I can still remember one night when I was about four or five (would have been in 1975 or 76), my father went away on a hunting trip for the weekend. At about 10 PM someone called our house but there was no one there, or at least no one talking. My mother said later that she could hear highway traffic, but no one spoke. And whoever was on the other side didn’t hang up. She was very afraid because it could be either nothing, my father having had an accident and managed to reach a roadside phone booth, or someone who knew my dad was away for the weekend and trying to isolate us by tying up the phone. Mom brought me and my infant brother into her bedroom for the night, grabbed my dad’s spare shotgun (unloaded…this was before she started target shooting competitively and she had no idea how to use it for anything other than intimidation of an intruder) and spent the night in the rocker in their bedroom while we slept in their bed.

In the morning, she bundled us all up and we walked to the neighbor’s house, where we called the phone company to close that connection and open up our line again.

That night is very vivid in my mind.

As a teen at that time, somehow I was conditioned by society to find girls with big teased hair, neon makeup, high-waisted mom jeans, baggy torn sweatshirts, chewing gum while smoking, to be attractive.

It wasn’t until seeing Mary Stuart Masterson in Some Kind of Wonderful that I was able to break that horrible brainwashing.

They had that in the Milwaukee area back in the early 80’s.

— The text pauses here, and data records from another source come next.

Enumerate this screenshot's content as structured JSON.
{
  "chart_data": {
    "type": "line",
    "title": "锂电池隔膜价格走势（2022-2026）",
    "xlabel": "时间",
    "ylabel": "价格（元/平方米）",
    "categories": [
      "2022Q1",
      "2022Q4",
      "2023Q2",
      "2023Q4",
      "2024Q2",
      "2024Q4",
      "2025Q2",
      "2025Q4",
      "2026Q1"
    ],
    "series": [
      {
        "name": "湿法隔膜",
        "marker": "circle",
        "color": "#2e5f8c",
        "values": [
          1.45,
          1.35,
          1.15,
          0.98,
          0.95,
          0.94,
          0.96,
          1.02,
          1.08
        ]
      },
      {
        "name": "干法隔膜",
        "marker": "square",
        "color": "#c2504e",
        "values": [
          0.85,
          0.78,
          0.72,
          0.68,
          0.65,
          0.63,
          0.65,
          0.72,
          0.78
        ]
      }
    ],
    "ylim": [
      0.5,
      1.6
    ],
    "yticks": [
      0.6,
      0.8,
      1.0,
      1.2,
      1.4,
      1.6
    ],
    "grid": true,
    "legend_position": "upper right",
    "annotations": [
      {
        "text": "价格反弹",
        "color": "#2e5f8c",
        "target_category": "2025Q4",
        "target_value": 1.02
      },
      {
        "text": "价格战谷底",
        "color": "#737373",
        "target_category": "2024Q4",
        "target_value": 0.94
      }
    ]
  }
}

It was called TV Q. You needed a special antenna that was very similar to the one need for the Dish Network today. All people got with it was HBO, nothing else.

Oh heck no. There was lots of leaded gas in 1982. The process of getting rid of it started in the 1970s, but it was still a commonly sold product in the early 80s and wasn’t gotten rid of until the 90s.

We’ve had whole multi-page threads about this (And Cecil once wrote a column about it too), but to sum up, I respectfully but vehemently disagree. Most goods sold in 1982 were no better than, and often a lot worse, than the stuff you can buy today. Anything you have that’s survivled since then is simply the best stuff and so of course it’s going to be the stuff that’s left over; the crap is long since in a landfill. Some stuff might have been better, but I can very easily name stuff that’s OBVIOUSLY better now. Cars - the single largest consumer good most people will ever buy - are, obviously, much better built now and protected by warranties that would have been inconceivable in 1982.

One of the reasons you fixed stuff was simply that it was expensive and people didn’t have as much money; the utility of hiring a TV repairman was still there. Now that TVs are cheap it’s not… and, you know, I can’t remember the last TV I had that broke.

There’s also the matter of most electronics are made very modular. They just don’t have a lot of parts to be fixed or tinkered with. Even a PC only has like 10 actual parts and any of them are relatively cheap.